Small transforms.api-style helpers for Azure Synapse Spark notebooks. Made by Artin.

The library keeps the original notebook-friendly API while also working as an importable Python package:

from spark_lib import Input, Output, transform_df
from spark_lib import clean_columns, dedupe, quiet_azure_logging

Synapse usually provides an active spark session. If your runtime does not, register it once:

import spark_lib

spark_lib.set_spark(spark)

What Is Included

Module Purpose
spark_lib.transforms Input/Output wrappers, @transform_df and @transform decorators.
spark_lib.cleanup Column normalization, deduplication, parallel job runner, log helpers.
spark_lib.matching Keyword search and fuzzy/ML matching for filling missing keys.
spark_lib.delta Delta primitives — version lookup, snapshot merge, CDF merge.
spark_lib.sync Incremental Delta-to-managed-table sync orchestration.
spark_lib.session get_spark / set_spark for runtime SparkSession lookup.

spark_lib.transforms — Inputs, Outputs, Decorators

Input

A lazy reference to a dataset. Format is inferred from the path extension; bare abfss:// folders are peeked once for _delta_log to distinguish delta from parquet/csv-style folders.

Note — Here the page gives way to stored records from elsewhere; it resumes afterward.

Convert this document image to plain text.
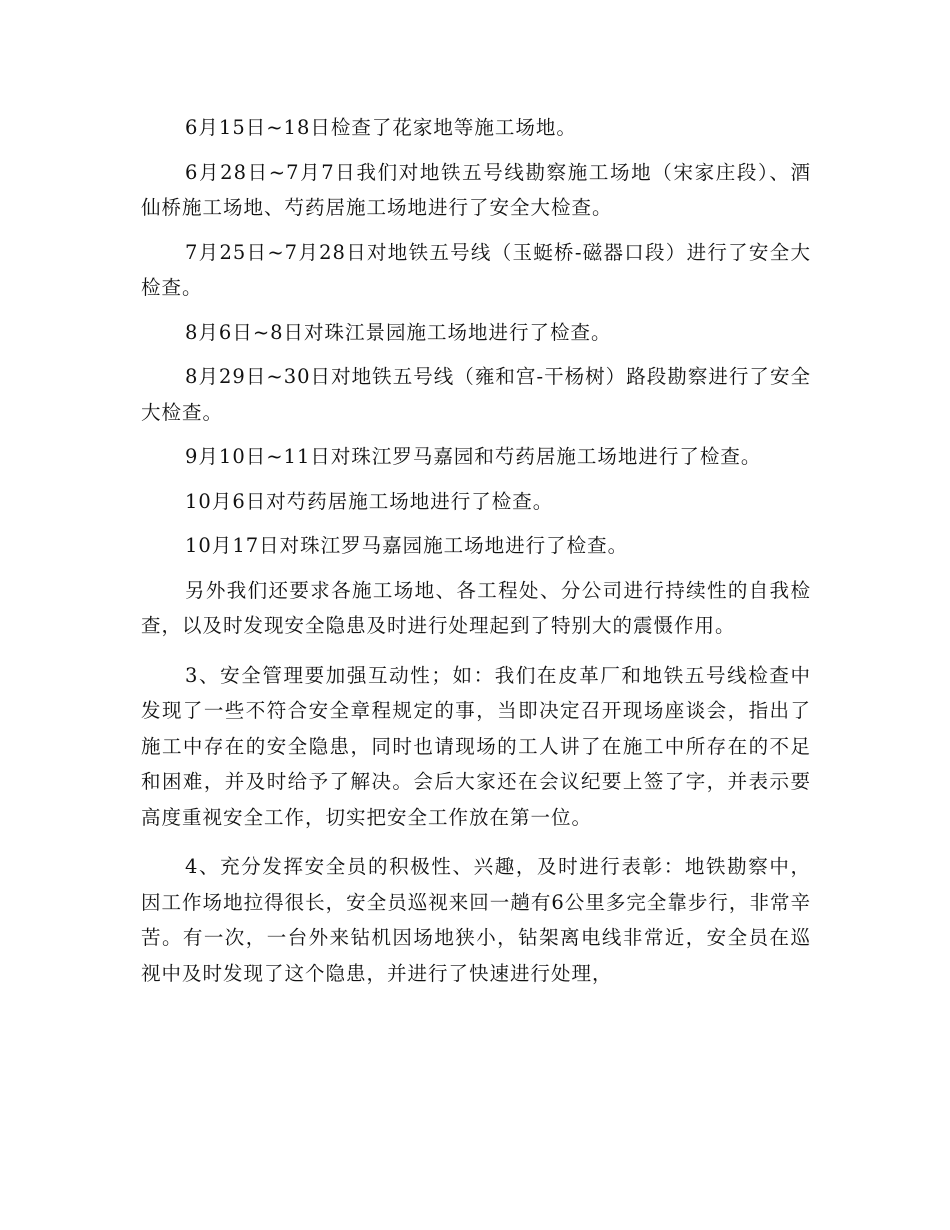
6月15日~18日检查了花家地等施工场地。

6月28日~7月7日我们对地铁五号线勘察施工场地（宋家庄段）、酒仙桥施工场地、芍药居施工场地进行了安全大检查。

7月25日~7月28日对地铁五号线（玉蜓桥-磁器口段）进行了安全大检查。

8月6日~8日对珠江景园施工场地进行了检查。

8月29日~30日对地铁五号线（雍和宫-干杨树）路段勘察进行了安全大检查。

9月10日~11日对珠江罗马嘉园和芍药居施工场地进行了检查。

10月6日对芍药居施工场地进行了检查。

10月17日对珠江罗马嘉园施工场地进行了检查。

另外我们还要求各施工场地、各工程处、分公司进行持续性的自我检查，以及时发现安全隐患及时进行处理起到了特别大的震慑作用。

3、安全管理要加强互动性；如：我们在皮革厂和地铁五号线检查中发现了一些不符合安全章程规定的事，当即决定召开现场座谈会，指出了施工中存在的安全隐患，同时也请现场的工人讲了在施工中所存在的不足和困难，并及时给予了解决。会后大家还在会议纪要上签了字，并表示要高度重视安全工作，切实把安全工作放在第一位。

4、充分发挥安全员的积极性、兴趣，及时进行表彰：地铁勘察中，因工作场地拉得很长，安全员巡视来回一趟有6公里多完全靠步行，非常辛苦。有一次，一台外来钻机因场地狭小，钻架离电线非常近，安全员在巡视中及时发现了这个隐患，并进行了快速进行处理，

Input("abfss://container@acct.dfs.core.windows.net/path/to/table/")   # delta
Input("abfss://container@acct.dfs.core.windows.net/path/to/data.csv") # csv
Input("abfss://container@acct.dfs.core.windows.net/path/to/data.xlsx")# excel
Input.table("db.table")                                              # managed table

Pass any reader options as kwargs:

Input("abfss://.../data.csv", header="true", inferSchema="false", sep=",")

CSV reads default to header="true" and inferSchema="false" (set explicitly to opt into the double-pass schema inference).

Output

A sink. Resolves the same way Input does. Outputs may not exist yet, so unmarked abfss:// outputs default to delta without peeking.

Output("abfss://container@acct.dfs.core.windows.net/path/to/table/") # delta path
Output.table("db.table")                                            # managed delta
Output.table(
    "db.upserts",
    mode="merge",
    merge_on=["id"],
)                                                                  # delta upsert

The mode="merge" path requires merge_on=. It calls Output.merge_into under the hood.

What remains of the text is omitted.